On the other hand, according to Suárez, Sorolla does “participate in that questioning of Spanish identity that runs through the entire 19th century, delves into the 20th until the fatal confrontation and in some aspects prevails today.” And he does it through that “Vision of Spain” commissioned by the American patron Archer Huntington for the Hispanic Society, and which made him tour the miserable Spain of the time for seven years. The biographer quotes Sorolla: “I, the most Spanish Valencian, have come to demonstrate the reality of Spanish nationalities”. And then he writes: “Often, the reality that he contemplates gives him a shot of pessimism, but despite this, the light of his painting always emerges victorious.”

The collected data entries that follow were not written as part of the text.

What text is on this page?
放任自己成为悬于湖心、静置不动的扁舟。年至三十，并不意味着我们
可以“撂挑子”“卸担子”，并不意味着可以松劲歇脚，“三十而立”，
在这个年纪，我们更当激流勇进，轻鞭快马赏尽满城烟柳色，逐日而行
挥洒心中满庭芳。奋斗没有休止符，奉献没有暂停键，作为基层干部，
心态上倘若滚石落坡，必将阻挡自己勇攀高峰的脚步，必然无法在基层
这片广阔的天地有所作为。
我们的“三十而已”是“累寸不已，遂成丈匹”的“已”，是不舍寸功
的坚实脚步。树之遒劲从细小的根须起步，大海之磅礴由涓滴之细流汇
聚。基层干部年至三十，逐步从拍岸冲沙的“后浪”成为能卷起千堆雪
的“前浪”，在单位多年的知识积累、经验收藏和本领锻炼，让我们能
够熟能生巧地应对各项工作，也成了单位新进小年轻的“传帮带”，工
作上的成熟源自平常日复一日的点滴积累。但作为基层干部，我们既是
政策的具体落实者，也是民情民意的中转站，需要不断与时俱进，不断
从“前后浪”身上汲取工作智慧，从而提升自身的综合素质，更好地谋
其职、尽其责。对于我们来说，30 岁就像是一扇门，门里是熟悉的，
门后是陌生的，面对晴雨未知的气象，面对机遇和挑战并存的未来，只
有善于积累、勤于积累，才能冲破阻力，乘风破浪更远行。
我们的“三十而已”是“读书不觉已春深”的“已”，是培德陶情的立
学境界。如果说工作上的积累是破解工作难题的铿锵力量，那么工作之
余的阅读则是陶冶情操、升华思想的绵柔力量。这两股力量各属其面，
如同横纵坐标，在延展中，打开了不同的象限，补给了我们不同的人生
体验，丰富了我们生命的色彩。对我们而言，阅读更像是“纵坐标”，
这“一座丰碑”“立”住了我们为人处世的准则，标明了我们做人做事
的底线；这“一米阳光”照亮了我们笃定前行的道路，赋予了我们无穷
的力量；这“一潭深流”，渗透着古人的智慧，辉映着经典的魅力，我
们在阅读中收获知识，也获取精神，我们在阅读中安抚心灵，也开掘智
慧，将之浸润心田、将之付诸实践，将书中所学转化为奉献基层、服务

How to change your life with Sorolla is not developed chronologically throughout the life of the painter but through a series of “themes” that defined his existence: work and determination; his relationship with Clotilde García, his wife; the painting of him; the Spain of the Generation of ’98; his relationship with Huntington or his relationship with “modernity.”
“It seems clear that Sorolla did not even think of having any kind of relationship with this start of modernity. His world was another,” says the biographer, who also points out that for the Valencian, impressionism “seemed like a pastime of idlers and what came after, ‘a ridiculously funny nonsense’ (so he said of Matisse’s paintings)”.
An interview with Picasso
With these themes -or chapters-, and making use of testimonials, fictional interviews (such as a possible meeting with Picasso), dialogues between the protagonists based on correspondence, letters, preparation of decalogues, personality tests, description of photographs or quotes from works literary works, Suárez wants to show the reader that, with his life and his paintings, Sorolla teaches us that “other ways of living” are possible.

Following the path started by Alain de Botton with his bold How to change your life with Proust, The Madrid journalist proposes the example of Sorolla to learn that one can love one’s own land without idolizing it, that friendships can be maintained despite the distance and love honestly throughout one’s life, that one can be one’s own time without letting oneself be dragged by the time and that for an artist talent and inspiration are just as important or more important than persistence, courage and vocation.